Elizabeth used to stand in the kitchen of her parents’ house, before Margaret had her downtown office, listening to her mother do business in that same happy, crisp, pugnacious voice. Four months ago, standing in Max’s small, dirty kitchen, helping bag chicken breasts and turkeyburgers, her mother tried again.
She asked Elizabeth to talk to her husband’s partner.
Elizabeth said, “Rachel”—now that Rachel was a doctor, Margaret no longer flinched when she was mentioned—“says Zoltow’s very friendly with his female patients, friendly to the point of lawsuit.” She slid two skinless chicken breasts onto a plate of Mrs. Dash and flipped them over.

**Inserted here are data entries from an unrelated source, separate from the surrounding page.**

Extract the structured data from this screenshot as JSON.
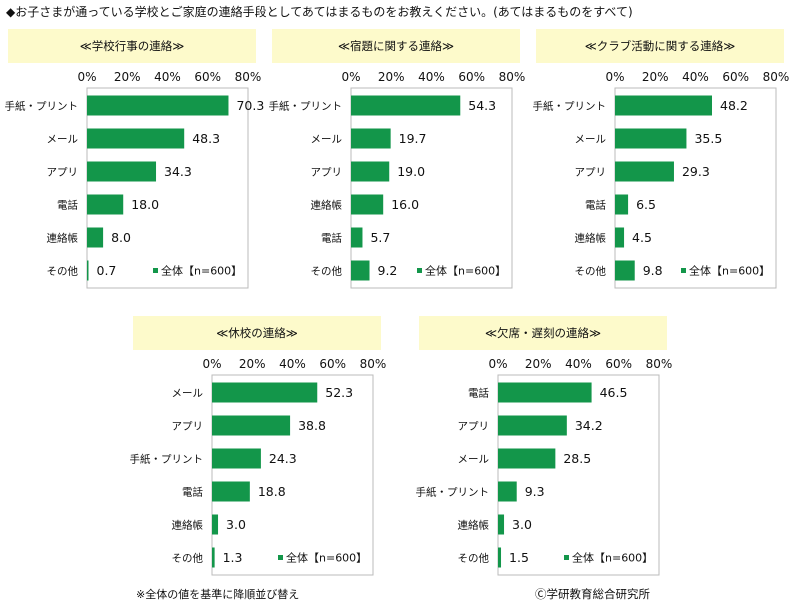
{
  "title": "◆お子さまが通っている学校とご家庭の連絡手段としてあてはまるものをお教えください。(あてはまるものをすべて)",
  "footnote": "※全体の値を基準に降順並び替え",
  "credit": "Ⓒ学研教育総合研究所",
  "colors": {
    "bar": "#13964a",
    "header_bg": "#fdfacb",
    "frame": "#bbbbbb"
  },
  "chart_data": [
    {
      "type": "bar",
      "orientation": "horizontal",
      "title": "≪学校行事の連絡≫",
      "categories": [
        "手紙・プリント",
        "メール",
        "アプリ",
        "電話",
        "連絡帳",
        "その他"
      ],
      "series": [
        {
          "name": "全体【n=600】",
          "values": [
            70.3,
            48.3,
            34.3,
            18.0,
            8.0,
            0.7
          ]
        }
      ],
      "value_labels": [
        "70.3",
        "48.3",
        "34.3",
        "18.0",
        "8.0",
        "0.7"
      ],
      "xlim": [
        0,
        80
      ],
      "ticks": [
        "0%",
        "20%",
        "40%",
        "60%",
        "80%"
      ],
      "legend_position": "bottom-right"
    },
    {
      "type": "bar",
      "orientation": "horizontal",
      "title": "≪宿題に関する連絡≫",
      "categories": [
        "手紙・プリント",
        "メール",
        "アプリ",
        "連絡帳",
        "電話",
        "その他"
      ],
      "series": [
        {
          "name": "全体【n=600】",
          "values": [
            54.3,
            19.7,
            19.0,
            16.0,
            5.7,
            9.2
          ]
        }
      ],
      "value_labels": [
        "54.3",
        "19.7",
        "19.0",
        "16.0",
        "5.7",
        "9.2"
      ],
      "xlim": [
        0,
        80
      ],
      "ticks": [
        "0%",
        "20%",
        "40%",
        "60%",
        "80%"
      ],
      "legend_position": "bottom-right"
    },
    {
      "type": "bar",
      "orientation": "horizontal",
      "title": "≪クラブ活動に関する連絡≫",
      "categories": [
        "手紙・プリント",
        "メール",
        "アプリ",
        "電話",
        "連絡帳",
        "その他"
      ],
      "series": [
        {
          "name": "全体【n=600】",
          "values": [
            48.2,
            35.5,
            29.3,
            6.5,
            4.5,
            9.8
          ]
        }
      ],
      "value_labels": [
        "48.2",
        "35.5",
        "29.3",
        "6.5",
        "4.5",
        "9.8"
      ],
      "xlim": [
        0,
        80
      ],
      "ticks": [
        "0%",
        "20%",
        "40%",
        "60%",
        "80%"
      ],
      "legend_position": "bottom-right"
    },
    {
      "type": "bar",
      "orientation": "horizontal",
      "title": "≪休校の連絡≫",
      "categories": [
        "メール",
        "アプリ",
        "手紙・プリント",
        "電話",
        "連絡帳",
        "その他"
      ],
      "series": [
        {
          "name": "全体【n=600】",
          "values": [
            52.3,
            38.8,
            24.3,
            18.8,
            3.0,
            1.3
          ]
        }
      ],
      "value_labels": [
        "52.3",
        "38.8",
        "24.3",
        "18.8",
        "3.0",
        "1.3"
      ],
      "xlim": [
        0,
        80
      ],
      "ticks": [
        "0%",
        "20%",
        "40%",
        "60%",
        "80%"
      ],
      "legend_position": "bottom-right"
    },
    {
      "type": "bar",
      "orientation": "horizontal",
      "title": "≪欠席・遅刻の連絡≫",
      "categories": [
        "電話",
        "アプリ",
        "メール",
        "手紙・プリント",
        "連絡帳",
        "その他"
      ],
      "series": [
        {
          "name": "全体【n=600】",
          "values": [
            46.5,
            34.2,
            28.5,
            9.3,
            3.0,
            1.5
          ]
        }
      ],
      "value_labels": [
        "46.5",
        "34.2",
        "28.5",
        "9.3",
        "3.0",
        "1.5"
      ],
      "xlim": [
        0,
        80
      ],
      "ticks": [
        "0%",
        "20%",
        "40%",
        "60%",
        "80%"
      ],
      "legend_position": "bottom-right"
    }
  ]
}
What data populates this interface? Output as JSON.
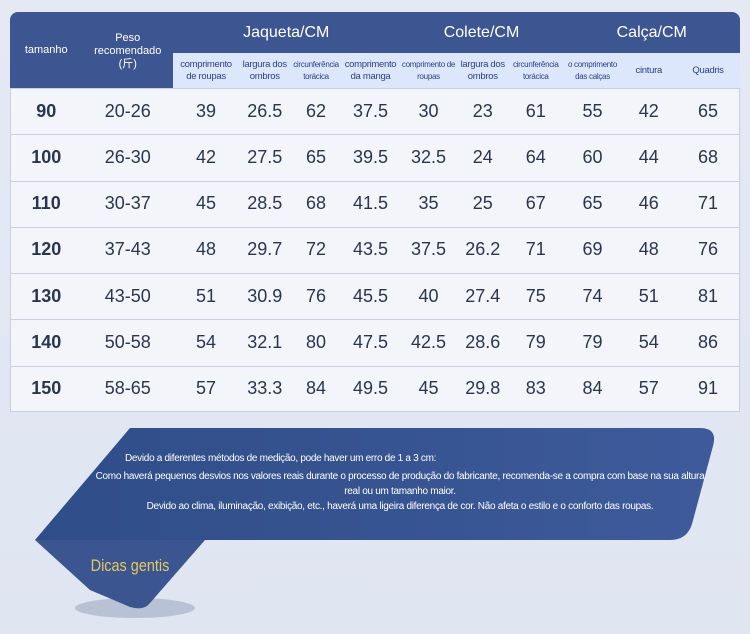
{
  "table": {
    "header": {
      "size": "tamanho",
      "weight": "Peso recomendado (斤)",
      "groups": [
        {
          "title": "Jaqueta/CM",
          "columns": [
            "comprimento de roupas",
            "largura dos ombros",
            "circunferência torácica",
            "comprimento da manga"
          ]
        },
        {
          "title": "Colete/CM",
          "columns": [
            "comprimento de roupas",
            "largura dos ombros",
            "circunferência torácica"
          ]
        },
        {
          "title": "Calça/CM",
          "columns": [
            "o comprimento das calças",
            "cintura",
            "Quadris"
          ]
        }
      ]
    },
    "rows": [
      [
        90,
        "20-26",
        39,
        26.5,
        62,
        37.5,
        30,
        23,
        61,
        55,
        42,
        65
      ],
      [
        100,
        "26-30",
        42,
        27.5,
        65,
        39.5,
        32.5,
        24,
        64,
        60,
        44,
        68
      ],
      [
        110,
        "30-37",
        45,
        28.5,
        68,
        41.5,
        35,
        25,
        67,
        65,
        46,
        71
      ],
      [
        120,
        "37-43",
        48,
        29.7,
        72,
        43.5,
        37.5,
        26.2,
        71,
        69,
        48,
        76
      ],
      [
        130,
        "43-50",
        51,
        30.9,
        76,
        45.5,
        40,
        27.4,
        75,
        74,
        51,
        81
      ],
      [
        140,
        "50-58",
        54,
        32.1,
        80,
        47.5,
        42.5,
        28.6,
        79,
        79,
        54,
        86
      ],
      [
        150,
        "58-65",
        57,
        33.3,
        84,
        49.5,
        45,
        29.8,
        83,
        84,
        57,
        91
      ]
    ]
  },
  "notes": {
    "lines": [
      "Devido a diferentes métodos de medição, pode haver um erro de 1 a 3 cm:",
      "Como haverá pequenos desvios nos valores reais durante o processo de produção do fabricante, recomenda-se a compra com base na sua altura real ou um tamanho maior.",
      "Devido ao clima, iluminação, exibição, etc., haverá uma ligeira diferença de cor. Não afeta o estilo e o conforto das roupas."
    ],
    "title": "Dicas gentis"
  }
}
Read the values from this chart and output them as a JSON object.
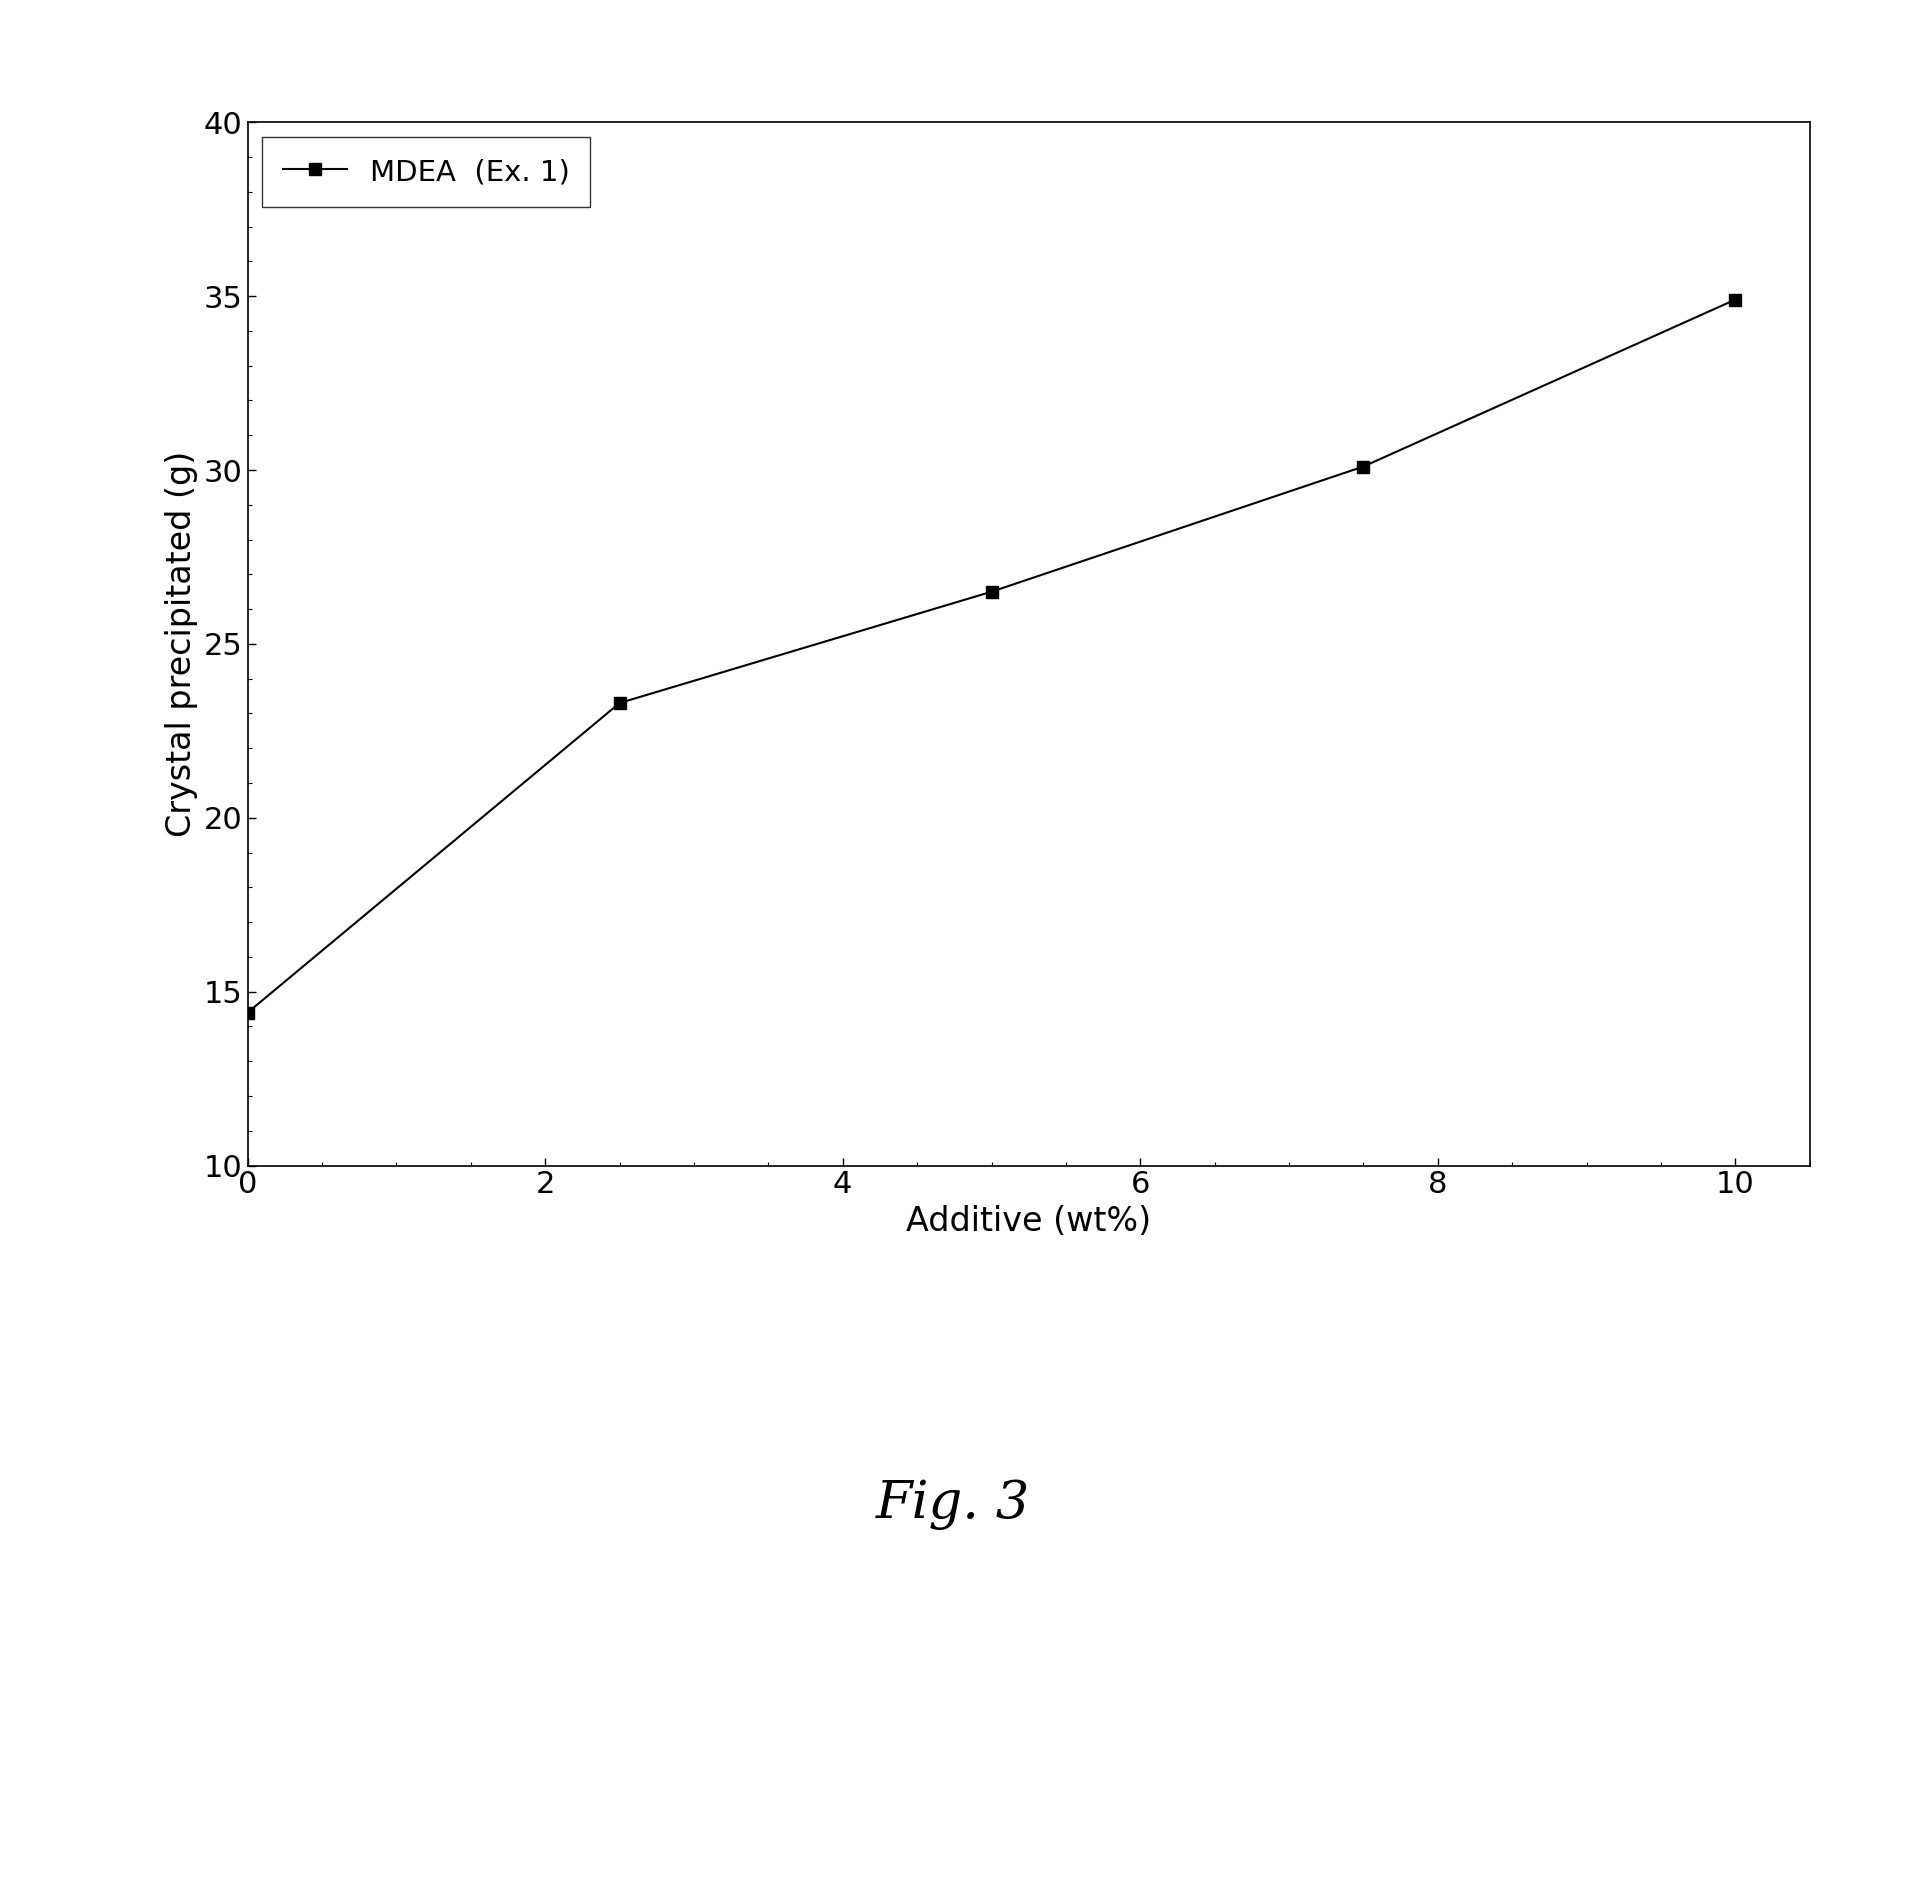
{
  "x": [
    0,
    2.5,
    5,
    7.5,
    10
  ],
  "y": [
    14.4,
    23.3,
    26.5,
    30.1,
    34.9
  ],
  "xlabel": "Additive (wt%)",
  "ylabel": "Crystal precipitated (g)",
  "legend_label": "MDEA  (Ex. 1)",
  "xlim": [
    0,
    10.5
  ],
  "ylim": [
    10,
    40
  ],
  "xticks": [
    0,
    2,
    4,
    6,
    8,
    10
  ],
  "yticks": [
    10,
    15,
    20,
    25,
    30,
    35,
    40
  ],
  "line_color": "#000000",
  "marker": "s",
  "marker_color": "#000000",
  "marker_size": 9,
  "line_width": 1.5,
  "fig_caption": "Fig. 3",
  "caption_fontsize": 38,
  "xlabel_fontsize": 24,
  "ylabel_fontsize": 24,
  "tick_fontsize": 22,
  "legend_fontsize": 21,
  "background_color": "#ffffff"
}
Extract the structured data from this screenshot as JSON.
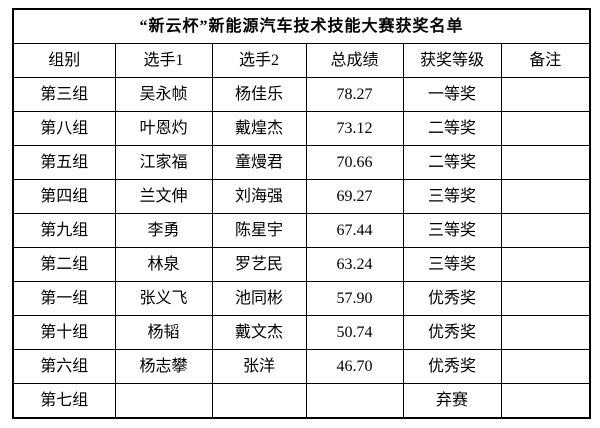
{
  "title": "“新云杯”新能源汽车技术技能大赛获奖名单",
  "columns": [
    "组别",
    "选手1",
    "选手2",
    "总成绩",
    "获奖等级",
    "备注"
  ],
  "column_keys": [
    "group",
    "player1",
    "player2",
    "total-score",
    "award-level",
    "remarks"
  ],
  "rows": [
    [
      "第三组",
      "吴永帧",
      "杨佳乐",
      "78.27",
      "一等奖",
      ""
    ],
    [
      "第八组",
      "叶恩灼",
      "戴煌杰",
      "73.12",
      "二等奖",
      ""
    ],
    [
      "第五组",
      "江家福",
      "童熳君",
      "70.66",
      "二等奖",
      ""
    ],
    [
      "第四组",
      "兰文伸",
      "刘海强",
      "69.27",
      "三等奖",
      ""
    ],
    [
      "第九组",
      "李勇",
      "陈星宇",
      "67.44",
      "三等奖",
      ""
    ],
    [
      "第二组",
      "林泉",
      "罗艺民",
      "63.24",
      "三等奖",
      ""
    ],
    [
      "第一组",
      "张义飞",
      "池同彬",
      "57.90",
      "优秀奖",
      ""
    ],
    [
      "第十组",
      "杨韬",
      "戴文杰",
      "50.74",
      "优秀奖",
      ""
    ],
    [
      "第六组",
      "杨志攀",
      "张洋",
      "46.70",
      "优秀奖",
      ""
    ],
    [
      "第七组",
      "",
      "",
      "",
      "弃赛",
      ""
    ]
  ],
  "colors": {
    "border": "#000000",
    "text": "#000000",
    "background": "#ffffff"
  }
}
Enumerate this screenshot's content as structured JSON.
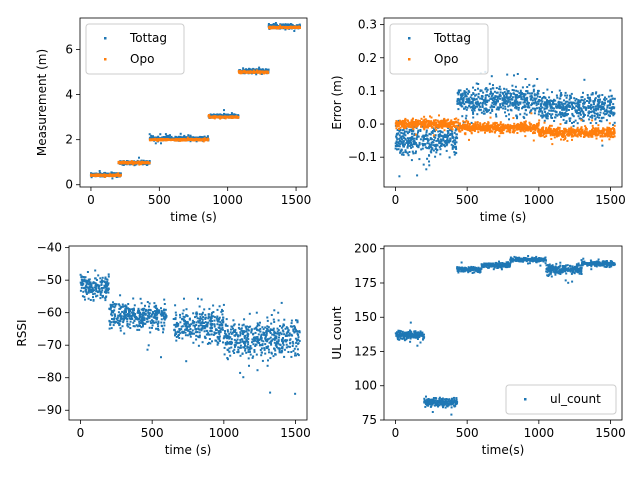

“I’m sure Aaron could suggest someone else, then. A woman.”
“Why would I go?”
“This is no way to live.” Margaret waved her small hand around the three crowded rooms, the couch covered with blankets and Elizabeth’s underwear, the dying plants, the cornucopia of medications spilled across the kitchen table. “You’re twenty-four. Why are you doing this? Do tell me. I would like to know.”
“He’s going to die, and he was there for me when I needed him. It’s all right. It won’t take that long.”
Margaret nodded. Considering they’d never discussed Elizabeth’s relationship with Max and that Margaret never allowed herself to think anything untoward about his constant and fatherly affection for her daughter, grateful that some paternal figure had kept his hand in, it was amazing how quickly she understood. “Nothing I can say, then? Trip to Europe, that sort of thing?”
Elizabeth shook her head and put her hand out to wipe crumbs off the counter. If she had known that her mother would never again have money to spare, she might have said yes and seen Paris.
Margaret caught her by the wrist. She blinked hard and did not cry and did not say, Is your life so terrible that you prefer this? She pulled Elizabeth’s hand so close Elizabeth could feel her mother’s warm breath on her palm. Margaret said, “You need a manicure,” and pulled out a fresh bottle of Cherries in the Snow and an orange stick.
“Max, on Thursday my mother’s coming to do a little housecleaning for us and hang a few pictures.”
Max opened his eyes, his hair sticking up all over his head, like a great grey baby.
“Pictures? I can’t wait. The entire history of the Empire, in jewel tones, right here in my boudoir. Tell her thanks.”
“I did.”
He closed his eyes again, tugging the comforter up over his shoulders. When he was a little boy, he loved and imitated his stepfathers Irish tenor, the only sweet sound in a house of Mississippi ululation and breaking glass. “’Twas on the Isle of Capri that I met her, something something a thin golden ring on her finger, ’twas good-bye on the Isle of Capri.” The edge of the comforter poked his leaking right eye. He pulled it beneath his chin, pretended to sleep, and slept.
He woke up to find Elizabeth in his mother’s pale blue velvet cloche and the pale blue wool peplum jacket she’d worn to demonstrate sobriety, and a withered white garter belt, with its rusty metal clasps swinging back and forth over Elizabeth’s cotton panties. She wore her own basketball sneakers and white socks.